Potential PeVatron supernova remnant G106.3+2.7 seen in the highest-energy gamma rays

Cosmic rays (protons and other atomic nuclei) are believed to gain energies of petaelectronvolts (PeV) and beyond at astrophysical particle accelerators called ‘PeVatrons’ inside our Galaxy. Although a characteristic feature of a PeVatron is expected to be a hard gamma-ray energy spectrum that extends beyond 100 teraelectronvolts (TeV) without a cut-off, none of the currently known sources exhibit such a spectrum owing to the low maximum energy of accelerated cosmic rays or owing to insufficient detector sensitivity around 100 TeV. Here, we report the observation of gamma-ray emission from the supernova remnant G106.3+2.7 (refs. 1 , 2 ) above 10 TeV. This work provides flux data points up to and above 100 TeV and indicates that the very-high-energy gamma-ray emission above 10 TeV is well correlated with a molecular cloud 3 rather than with the pulsar PSR J2229+6114 (refs. 4 – 8 ).

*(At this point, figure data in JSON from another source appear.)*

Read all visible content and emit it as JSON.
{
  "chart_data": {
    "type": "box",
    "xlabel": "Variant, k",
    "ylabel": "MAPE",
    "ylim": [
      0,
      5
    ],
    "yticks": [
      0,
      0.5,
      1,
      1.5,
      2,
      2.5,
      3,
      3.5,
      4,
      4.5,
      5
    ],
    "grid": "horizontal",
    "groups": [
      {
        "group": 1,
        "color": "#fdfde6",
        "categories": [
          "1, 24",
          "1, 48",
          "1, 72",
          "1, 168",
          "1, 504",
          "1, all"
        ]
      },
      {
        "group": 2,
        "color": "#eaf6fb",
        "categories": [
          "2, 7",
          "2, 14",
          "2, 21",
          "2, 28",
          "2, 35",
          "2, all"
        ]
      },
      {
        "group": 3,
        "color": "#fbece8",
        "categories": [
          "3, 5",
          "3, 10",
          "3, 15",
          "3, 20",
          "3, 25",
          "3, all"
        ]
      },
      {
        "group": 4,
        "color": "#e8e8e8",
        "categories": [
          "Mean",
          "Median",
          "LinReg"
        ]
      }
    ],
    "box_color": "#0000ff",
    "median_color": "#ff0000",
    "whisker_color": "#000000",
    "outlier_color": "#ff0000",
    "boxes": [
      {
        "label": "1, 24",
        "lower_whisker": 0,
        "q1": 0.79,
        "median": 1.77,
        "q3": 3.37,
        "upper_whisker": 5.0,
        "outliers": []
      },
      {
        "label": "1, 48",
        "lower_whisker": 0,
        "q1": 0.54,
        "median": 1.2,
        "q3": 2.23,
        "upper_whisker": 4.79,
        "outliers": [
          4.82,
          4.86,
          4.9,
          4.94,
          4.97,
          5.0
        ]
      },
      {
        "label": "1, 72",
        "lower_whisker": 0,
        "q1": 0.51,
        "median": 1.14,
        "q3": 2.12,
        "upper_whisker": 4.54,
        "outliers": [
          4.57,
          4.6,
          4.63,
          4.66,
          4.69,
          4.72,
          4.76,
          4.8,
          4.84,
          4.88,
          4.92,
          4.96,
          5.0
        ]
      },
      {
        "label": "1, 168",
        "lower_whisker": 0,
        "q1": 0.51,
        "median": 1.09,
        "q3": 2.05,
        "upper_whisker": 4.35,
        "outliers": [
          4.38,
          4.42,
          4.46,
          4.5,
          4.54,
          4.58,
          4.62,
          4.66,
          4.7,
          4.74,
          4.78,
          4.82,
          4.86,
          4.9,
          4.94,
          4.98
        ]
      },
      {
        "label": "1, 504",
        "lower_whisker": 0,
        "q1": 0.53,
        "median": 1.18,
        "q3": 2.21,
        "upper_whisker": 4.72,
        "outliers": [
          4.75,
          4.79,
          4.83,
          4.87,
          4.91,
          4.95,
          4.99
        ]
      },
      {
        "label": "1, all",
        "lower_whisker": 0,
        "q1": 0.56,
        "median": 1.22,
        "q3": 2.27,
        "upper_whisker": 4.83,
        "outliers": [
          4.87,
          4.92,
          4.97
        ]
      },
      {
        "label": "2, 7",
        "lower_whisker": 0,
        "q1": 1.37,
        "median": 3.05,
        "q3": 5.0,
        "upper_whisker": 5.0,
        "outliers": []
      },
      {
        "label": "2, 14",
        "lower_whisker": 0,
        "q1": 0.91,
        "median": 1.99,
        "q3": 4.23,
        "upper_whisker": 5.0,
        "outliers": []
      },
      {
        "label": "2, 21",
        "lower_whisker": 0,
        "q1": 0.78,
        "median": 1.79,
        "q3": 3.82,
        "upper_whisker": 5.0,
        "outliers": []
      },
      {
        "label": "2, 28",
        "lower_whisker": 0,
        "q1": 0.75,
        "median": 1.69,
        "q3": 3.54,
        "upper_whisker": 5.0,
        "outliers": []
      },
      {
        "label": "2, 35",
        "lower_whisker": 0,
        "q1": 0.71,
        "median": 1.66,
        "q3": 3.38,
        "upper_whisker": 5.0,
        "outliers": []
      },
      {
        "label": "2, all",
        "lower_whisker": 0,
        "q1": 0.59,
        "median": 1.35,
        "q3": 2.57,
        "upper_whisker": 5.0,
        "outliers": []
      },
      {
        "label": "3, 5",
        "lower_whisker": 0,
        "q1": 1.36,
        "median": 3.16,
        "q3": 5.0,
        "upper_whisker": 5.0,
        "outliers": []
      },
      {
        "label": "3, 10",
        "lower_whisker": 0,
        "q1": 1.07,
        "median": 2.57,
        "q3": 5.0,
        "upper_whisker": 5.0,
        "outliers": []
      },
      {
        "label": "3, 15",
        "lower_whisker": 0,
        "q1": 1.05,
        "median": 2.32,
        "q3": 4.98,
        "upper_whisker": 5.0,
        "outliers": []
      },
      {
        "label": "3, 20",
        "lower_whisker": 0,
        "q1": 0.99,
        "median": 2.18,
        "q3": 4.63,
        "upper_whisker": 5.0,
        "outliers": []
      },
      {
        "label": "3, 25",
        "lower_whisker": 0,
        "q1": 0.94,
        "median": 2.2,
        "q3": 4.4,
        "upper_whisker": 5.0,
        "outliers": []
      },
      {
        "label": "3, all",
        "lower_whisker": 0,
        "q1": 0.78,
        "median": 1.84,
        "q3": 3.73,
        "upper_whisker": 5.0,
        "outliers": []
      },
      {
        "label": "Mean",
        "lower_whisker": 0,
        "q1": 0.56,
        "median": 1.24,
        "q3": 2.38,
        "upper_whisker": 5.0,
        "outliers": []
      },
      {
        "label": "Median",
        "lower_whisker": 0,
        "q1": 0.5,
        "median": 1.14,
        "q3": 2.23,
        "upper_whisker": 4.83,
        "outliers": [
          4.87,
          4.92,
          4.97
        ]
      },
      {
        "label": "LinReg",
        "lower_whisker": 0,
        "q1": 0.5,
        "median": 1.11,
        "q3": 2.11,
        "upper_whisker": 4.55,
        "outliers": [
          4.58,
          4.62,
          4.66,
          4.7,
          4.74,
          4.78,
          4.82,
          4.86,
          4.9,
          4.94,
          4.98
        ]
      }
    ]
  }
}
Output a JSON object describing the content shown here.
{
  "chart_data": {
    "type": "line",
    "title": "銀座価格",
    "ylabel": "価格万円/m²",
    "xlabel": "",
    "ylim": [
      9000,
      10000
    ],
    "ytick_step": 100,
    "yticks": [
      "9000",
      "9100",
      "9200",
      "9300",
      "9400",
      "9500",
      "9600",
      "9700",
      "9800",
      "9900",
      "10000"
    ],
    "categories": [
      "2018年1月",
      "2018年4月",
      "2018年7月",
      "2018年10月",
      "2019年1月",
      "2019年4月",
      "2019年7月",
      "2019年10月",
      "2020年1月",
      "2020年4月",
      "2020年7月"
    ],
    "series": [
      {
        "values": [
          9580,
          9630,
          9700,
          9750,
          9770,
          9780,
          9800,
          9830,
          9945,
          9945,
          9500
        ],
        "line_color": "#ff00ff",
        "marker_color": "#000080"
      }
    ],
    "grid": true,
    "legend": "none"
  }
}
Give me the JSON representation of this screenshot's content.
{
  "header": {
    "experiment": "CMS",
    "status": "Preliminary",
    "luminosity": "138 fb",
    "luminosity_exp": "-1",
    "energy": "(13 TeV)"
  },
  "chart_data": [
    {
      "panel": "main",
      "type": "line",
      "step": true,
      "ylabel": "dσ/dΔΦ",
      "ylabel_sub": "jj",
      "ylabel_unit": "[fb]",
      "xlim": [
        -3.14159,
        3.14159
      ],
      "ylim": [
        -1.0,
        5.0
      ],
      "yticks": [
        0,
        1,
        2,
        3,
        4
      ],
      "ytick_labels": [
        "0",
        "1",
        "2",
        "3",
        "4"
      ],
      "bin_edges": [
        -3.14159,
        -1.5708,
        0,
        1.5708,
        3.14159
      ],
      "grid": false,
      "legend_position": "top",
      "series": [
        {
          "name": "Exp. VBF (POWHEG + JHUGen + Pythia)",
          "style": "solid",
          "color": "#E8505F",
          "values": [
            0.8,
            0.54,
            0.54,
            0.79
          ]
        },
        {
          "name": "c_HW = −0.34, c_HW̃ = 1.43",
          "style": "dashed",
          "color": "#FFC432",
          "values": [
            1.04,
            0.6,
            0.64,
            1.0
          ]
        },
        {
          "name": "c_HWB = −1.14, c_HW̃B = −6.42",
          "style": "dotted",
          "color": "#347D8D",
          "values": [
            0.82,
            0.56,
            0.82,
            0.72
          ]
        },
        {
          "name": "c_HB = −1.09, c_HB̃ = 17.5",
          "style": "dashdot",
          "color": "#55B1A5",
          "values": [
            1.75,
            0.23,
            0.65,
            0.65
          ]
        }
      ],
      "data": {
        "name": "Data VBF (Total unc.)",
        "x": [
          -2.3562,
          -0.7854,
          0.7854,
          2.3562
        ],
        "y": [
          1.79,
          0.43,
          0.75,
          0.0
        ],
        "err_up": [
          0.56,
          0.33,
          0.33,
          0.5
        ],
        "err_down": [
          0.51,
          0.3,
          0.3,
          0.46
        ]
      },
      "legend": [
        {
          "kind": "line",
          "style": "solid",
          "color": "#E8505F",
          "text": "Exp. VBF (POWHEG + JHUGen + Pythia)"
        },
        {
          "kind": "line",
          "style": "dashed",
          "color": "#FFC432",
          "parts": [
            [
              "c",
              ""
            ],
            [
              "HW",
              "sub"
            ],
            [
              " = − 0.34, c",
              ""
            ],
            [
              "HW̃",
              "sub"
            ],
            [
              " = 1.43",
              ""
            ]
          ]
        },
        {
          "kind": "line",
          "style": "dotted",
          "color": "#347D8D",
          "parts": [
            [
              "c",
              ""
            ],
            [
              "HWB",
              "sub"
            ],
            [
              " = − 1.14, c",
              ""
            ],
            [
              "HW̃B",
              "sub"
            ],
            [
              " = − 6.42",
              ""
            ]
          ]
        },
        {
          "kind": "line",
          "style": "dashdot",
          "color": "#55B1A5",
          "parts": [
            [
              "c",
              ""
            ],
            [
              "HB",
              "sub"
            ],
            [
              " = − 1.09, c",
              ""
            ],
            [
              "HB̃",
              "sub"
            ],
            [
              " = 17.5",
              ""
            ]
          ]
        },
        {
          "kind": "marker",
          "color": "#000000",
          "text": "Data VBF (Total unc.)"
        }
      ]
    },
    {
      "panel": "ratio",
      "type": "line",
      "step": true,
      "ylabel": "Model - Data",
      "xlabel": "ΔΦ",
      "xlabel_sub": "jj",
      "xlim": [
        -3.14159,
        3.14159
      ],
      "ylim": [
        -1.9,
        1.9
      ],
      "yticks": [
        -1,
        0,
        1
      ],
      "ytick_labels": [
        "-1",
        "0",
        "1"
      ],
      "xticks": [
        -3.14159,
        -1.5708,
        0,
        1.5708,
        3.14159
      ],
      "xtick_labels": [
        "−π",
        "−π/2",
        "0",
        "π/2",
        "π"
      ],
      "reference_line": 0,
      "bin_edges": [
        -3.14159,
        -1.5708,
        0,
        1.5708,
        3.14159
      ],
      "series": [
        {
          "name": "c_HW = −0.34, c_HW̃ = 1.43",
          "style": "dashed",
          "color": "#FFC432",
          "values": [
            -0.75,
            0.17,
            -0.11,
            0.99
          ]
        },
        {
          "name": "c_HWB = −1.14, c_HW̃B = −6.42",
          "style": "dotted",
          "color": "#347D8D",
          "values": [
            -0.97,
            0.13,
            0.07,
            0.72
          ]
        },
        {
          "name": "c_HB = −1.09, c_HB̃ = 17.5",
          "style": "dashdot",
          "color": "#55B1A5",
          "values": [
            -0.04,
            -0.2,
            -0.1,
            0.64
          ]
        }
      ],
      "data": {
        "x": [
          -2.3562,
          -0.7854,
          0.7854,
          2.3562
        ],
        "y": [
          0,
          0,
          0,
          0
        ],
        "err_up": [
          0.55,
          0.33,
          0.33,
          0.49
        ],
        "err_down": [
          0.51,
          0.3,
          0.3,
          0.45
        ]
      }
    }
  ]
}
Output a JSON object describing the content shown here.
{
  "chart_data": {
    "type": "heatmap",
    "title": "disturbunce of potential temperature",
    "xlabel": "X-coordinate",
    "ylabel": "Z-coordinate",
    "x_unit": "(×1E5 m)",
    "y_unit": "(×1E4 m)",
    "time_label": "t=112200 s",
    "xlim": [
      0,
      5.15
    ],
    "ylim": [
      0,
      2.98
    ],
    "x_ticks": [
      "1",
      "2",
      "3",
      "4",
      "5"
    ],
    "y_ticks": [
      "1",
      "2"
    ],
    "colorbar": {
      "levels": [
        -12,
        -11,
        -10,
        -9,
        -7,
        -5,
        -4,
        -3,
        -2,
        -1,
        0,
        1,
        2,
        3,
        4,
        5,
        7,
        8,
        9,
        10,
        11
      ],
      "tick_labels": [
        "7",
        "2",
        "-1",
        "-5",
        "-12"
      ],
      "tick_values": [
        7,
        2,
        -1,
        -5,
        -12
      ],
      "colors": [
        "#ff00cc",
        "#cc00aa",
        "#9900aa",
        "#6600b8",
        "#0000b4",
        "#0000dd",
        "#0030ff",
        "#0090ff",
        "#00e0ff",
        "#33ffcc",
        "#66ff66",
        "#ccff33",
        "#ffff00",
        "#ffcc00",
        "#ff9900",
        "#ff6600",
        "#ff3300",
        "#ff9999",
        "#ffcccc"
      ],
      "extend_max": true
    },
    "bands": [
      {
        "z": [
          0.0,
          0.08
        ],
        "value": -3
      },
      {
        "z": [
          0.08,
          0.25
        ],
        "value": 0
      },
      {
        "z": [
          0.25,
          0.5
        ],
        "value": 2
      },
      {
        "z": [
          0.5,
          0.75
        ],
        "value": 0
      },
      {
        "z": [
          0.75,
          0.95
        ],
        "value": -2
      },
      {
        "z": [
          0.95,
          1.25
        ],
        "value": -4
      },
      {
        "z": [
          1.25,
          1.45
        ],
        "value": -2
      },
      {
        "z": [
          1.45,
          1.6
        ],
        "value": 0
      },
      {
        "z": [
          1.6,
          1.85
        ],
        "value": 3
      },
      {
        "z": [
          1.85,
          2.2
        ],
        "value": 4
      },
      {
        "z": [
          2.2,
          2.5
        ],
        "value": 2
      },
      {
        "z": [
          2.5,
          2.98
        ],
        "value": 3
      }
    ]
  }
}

Regarding the gamma-ray emission mechanism of G106.3+2.7, this morphological feature appears to favour a hadronic origin via the π 0 decay caused by accelerated relativistic protons 9 over a leptonic origin via the inverse Compton scattering by relativistic electrons 10 , 11 . Furthermore, we point out that an X-ray flux upper limit on the synchrotron spectrum would provide important information to firmly establish the hadronic scenario as the mechanism of particle acceleration at the source. Gamma-ray emission up to and above 100 TeV is detected from the supernova remnant G106.3+2.7. The emission above 10 TeV is associated with a molecular cloud rather than the pulsar PSR J2229+6114, favouring a hadronic origin via the π 0 decay caused by accelerated relativistic protons.